L’absence de réelle considération pour les enjeux environnementaux est tout aussi anxiogène. De manière moins rapide, moins frappante que les agissements du président américain, la cruelle insuffisance des réponses sociétales aux défis (pour n’en citer que deux) des dérèglements climatiques et de l’écroulement de la biodiversité se révélera néanmoins tout aussi « efficace » sur le moyen terme. Si du moins on mesure l’efficacité à l’aune du nombre de victimes.

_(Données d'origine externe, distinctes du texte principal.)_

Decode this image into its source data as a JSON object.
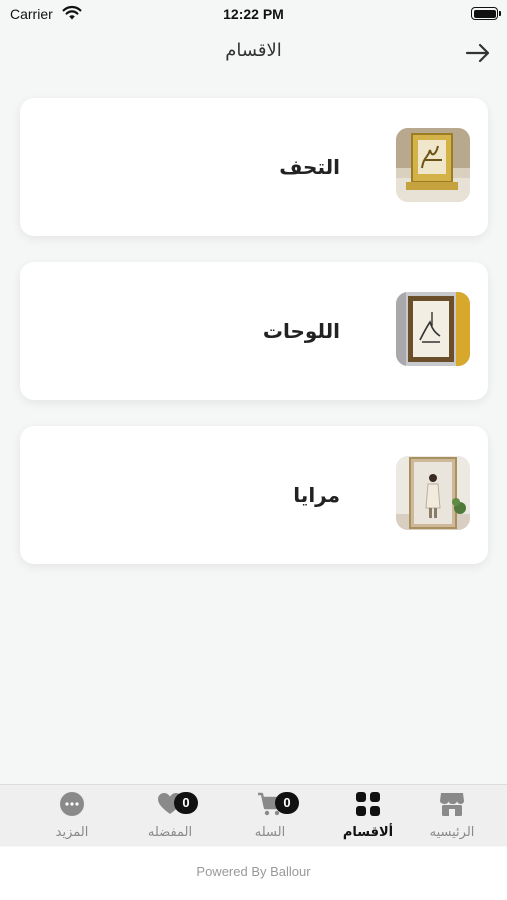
{
  "status_bar": {
    "carrier": "Carrier",
    "time": "12:22 PM"
  },
  "nav": {
    "title": "الاقسام",
    "back_icon": "arrow-right-icon"
  },
  "categories": [
    {
      "label": "التحف",
      "thumb": "gold-calligraphy-frame"
    },
    {
      "label": "اللوحات",
      "thumb": "framed-calligraphy-painting"
    },
    {
      "label": "مرايا",
      "thumb": "standing-mirror"
    }
  ],
  "tab_bar": {
    "active_color": "#111111",
    "inactive_color": "#8a8a8a",
    "items": [
      {
        "label": "المزيد",
        "icon": "more-dots-icon"
      },
      {
        "label": "المفضله",
        "icon": "heart-icon",
        "badge": "0"
      },
      {
        "label": "السله",
        "icon": "cart-icon",
        "badge": "0"
      },
      {
        "label": "ألاقسام",
        "icon": "grid-icon",
        "active": true
      },
      {
        "label": "الرئيسيه",
        "icon": "store-icon"
      }
    ]
  },
  "footer": {
    "powered_by": "Powered By Ballour"
  }
}
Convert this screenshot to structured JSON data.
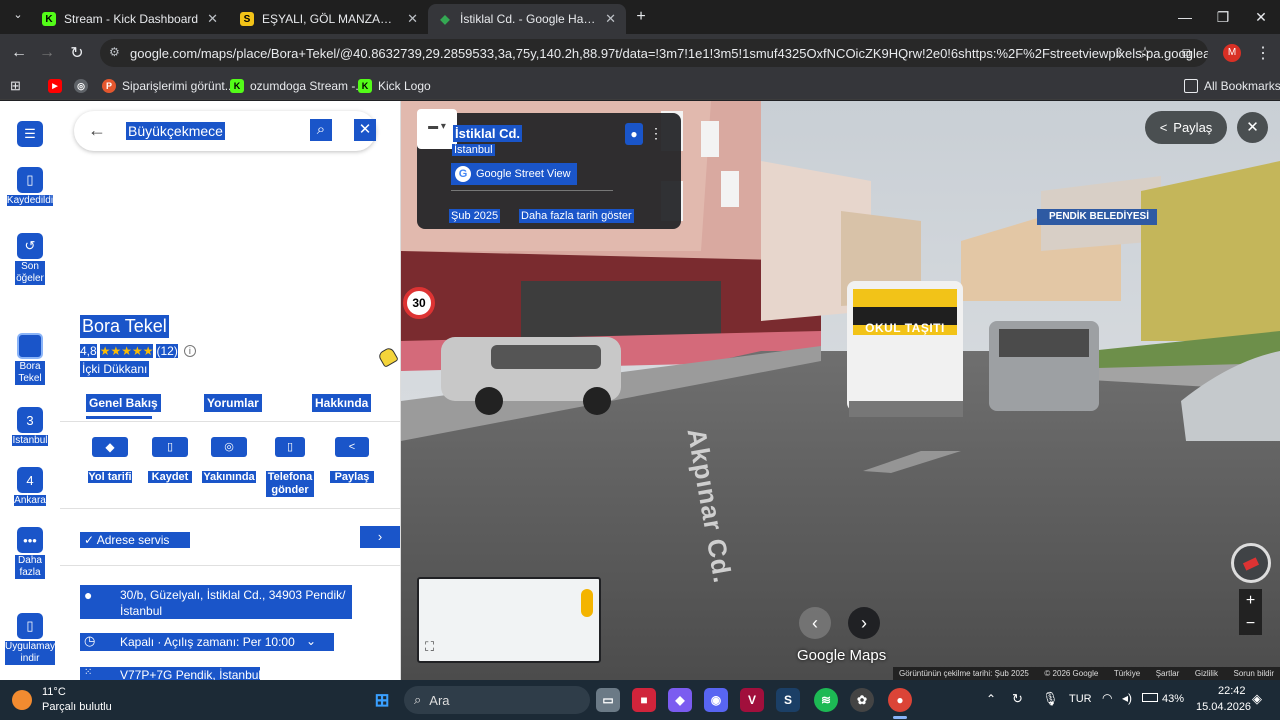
{
  "tabs": [
    {
      "title": "Stream - Kick Dashboard",
      "fav": "K",
      "fav_color": "#53fc18"
    },
    {
      "title": "EŞYALI, GÖL MANZARALI Halka",
      "fav": "S",
      "fav_color": "#f2c318"
    },
    {
      "title": "İstiklal Cd. - Google Haritalar",
      "fav": "◆",
      "fav_color": "#34a853"
    }
  ],
  "address_bar": {
    "url": "google.com/maps/place/Bora+Tekel/@40.8632739,29.2859533,3a,75y,140.2h,88.97t/data=!3m7!1e1!3m5!1smuf4325OxfNCOicZK9HQrw!2e0!6shttps:%2F%2Fstreetviewpixels-pa.googleapi..."
  },
  "bookmarks": [
    {
      "label": "",
      "icon": "youtube-icon",
      "color": "#ff0000"
    },
    {
      "label": "",
      "icon": "globe-icon",
      "color": "#9aa0a6"
    },
    {
      "label": "Siparişlerimi görünt...",
      "icon": "P",
      "color": "#e4572e"
    },
    {
      "label": "ozumdoga Stream -...",
      "icon": "K",
      "color": "#53fc18"
    },
    {
      "label": "Kick Logo",
      "icon": "K",
      "color": "#53fc18"
    }
  ],
  "all_bookmarks": "All Bookmarks",
  "rail": {
    "saved": "Kaydedildi",
    "recent": "Son öğeler",
    "bora": "Bora Tekel",
    "istanbul": "İstanbul",
    "istanbul_num": "3",
    "ankara": "Ankara",
    "ankara_num": "4",
    "more": "Daha fazla",
    "app": "Uygulamayı indir"
  },
  "search": {
    "value": "Büyükçekmece"
  },
  "place": {
    "name": "Bora Tekel",
    "rating": "4,8",
    "stars": "★★★★★",
    "reviews": "(12)",
    "category": "İçki Dükkanı"
  },
  "place_tabs": [
    "Genel Bakış",
    "Yorumlar",
    "Hakkında"
  ],
  "actions": [
    "Yol tarifi",
    "Kaydet",
    "Yakınında",
    "Telefona gönder",
    "Paylaş"
  ],
  "service": "Adrese servis",
  "info": {
    "address": "30/b, Güzelyalı, İstiklal Cd., 34903 Pendik/İstanbul",
    "hours": "Kapalı · Açılış zamanı: Per 10:00",
    "plus_code": "V77P+7G Pendik, İstanbul"
  },
  "streetview": {
    "street": "İstiklal Cd.",
    "city": "İstanbul",
    "brand": "Google Street View",
    "date": "Şub 2025",
    "more_dates": "Daha fazla tarih göster",
    "share": "Paylaş",
    "logo": "Google Maps",
    "sign_pendik": "PENDİK BELEDİYESİ",
    "sign_okul": "OKUL TAŞITI",
    "sign_30": "30",
    "road_text": "Akpınar Cd.",
    "footer": [
      "Görüntünün çekilme tarihi: Şub 2025",
      "© 2026 Google",
      "Türkiye",
      "Şartlar",
      "Gizlilik",
      "Sorun bildir"
    ]
  },
  "taskbar": {
    "weather_temp": "11°C",
    "weather_text": "Parçalı bulutlu",
    "search": "Ara",
    "lang": "TUR",
    "battery": "43%",
    "time": "22:42",
    "date": "15.04.2026"
  }
}
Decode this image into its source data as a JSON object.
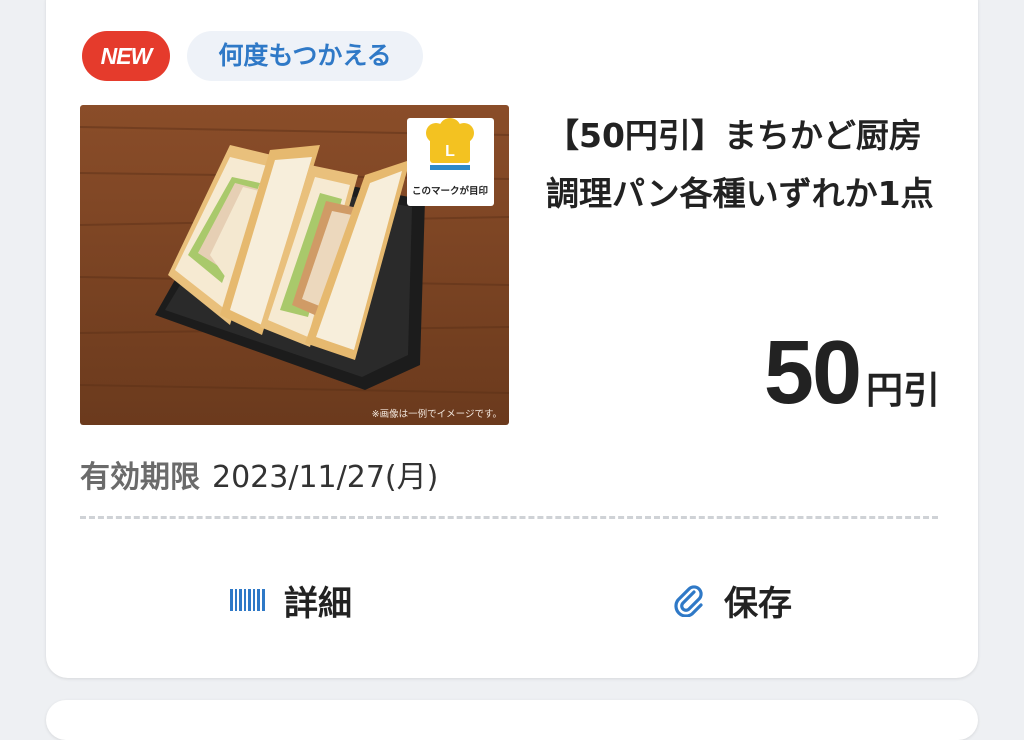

Les discussions relatives à l’aéroport de Zaventem illustrent à merveille ce refus devant l’obstacle, cette incapacité à imaginer et mettre en œuvre autre chose que le prolongement des tendances (ou le BAU pour business as usual). Centrées sur les nuisances sonores générées par l’aéroport, les empoignades autour de Zaventem sont exemplatives d’une tension récurrente dans ce genre de dossiers, tension entre le désir de protéger un groupe de personnes (des centaines de milliers en l’occurrence) impactées par une activité économique d’une part et la volonté de limiter les réglementations à visée sociale ou environnementale (des normes de bruit dans ce cas) auxquelles doivent se conformer les opérateurs économiques d’autre part.

Pour la petite histoire, il est intéressant de relever que les tenants de la seconde approche considèrent généralement que des préoccupations purement égoïstes animent les riverains tandis que les acteurs économiques, en participant à la prospérité de la société, œuvreraient pour le bien commun. On pourrait tout aussi bien (et plus justement dans bien des cas) affirmer que la recherche du profit (logique égoïste) guide les acteurs économiques tandis que le souci du bien-être de la population (logique altruiste) anime les riverains. Cette deuxième lecture est d’autant plus vraie que l’on élargit les perspectives. Elargissement qui fait cruellement défaut dans le dossier Zaventem : les effets globaux induits par les activités aéroportuaires ne sont jamais mentionnés, ou peu s’en faut.

Or, le maintien du volume actuel de transport aérien n’est tout simplement pas compatible avec les objectifs de protection du climat adoptés à Paris[Rappelons que, pour rester sous les 2°C de réchauffement global, les émissions nettes de CO2 devraient tomber à zéro entre 2060 et 2075 – voir par exemple Sir Robert Watson et al. 2016. The truth about climate change. FEU-US – [http://feu-us.org/the-report/]]. Soit on maintient ce volume (voire on l’augmente, ce qui est la volonté clairement exprimée par de nombreux acteurs politiques et économiques) – et l’on accepte dès lors la dégradation irréversible de l’habitabilité de la planète. Soit on considère que la lutte contre les dérèglements climatiques constitue une priorité, et l’on met alors en place des politiques de sortie du transport aérien de masse.

L’humanité a implicitement choisi la première solution. Ce que presque personne ne veut reconnaître. La population semble, dans sa grande majorité, fort bien s’accommoder de cette schizophrénie et du déni de la plupart des décideurs politiques qui renoncent à affronter « l’obstacle environnemental » en dépit de leurs déclarations d’intentions. Poussés dans leurs retranchements, ces derniers invoqueront souvent la nécessité d’une action coordonnée à un niveau supérieur et pointeront l’inutilité de prendre des mesures régionales ou locales et de renoncer ainsi à un développement économique dont d’autres ne se priveront pas. Message surprenant de la part de personnes qui souvent renvoient (à raison) les citoyens à leurs comportements individuels. Message inacceptable en ce sens qu’il conditionne l’accomplissement d’une action socialement bénéfique (et même indispensable) au fait que d’autres l’entreprennent d’abord, ce qui est contraire à l’éthique.

Vu sous cet angle, le dossier Zaventem, dans le cadre duquel la soutenabilité du transport aérien n’est jamais abordée, est emblématique d’un double refus. Le refus de répondre comme il conviendrait aux problèmes environnementaux et le refus de le reconnaître. Ce qui, tout bien pesé, est peut-être plus désespérant encore que les agissements de Monsieur Trump.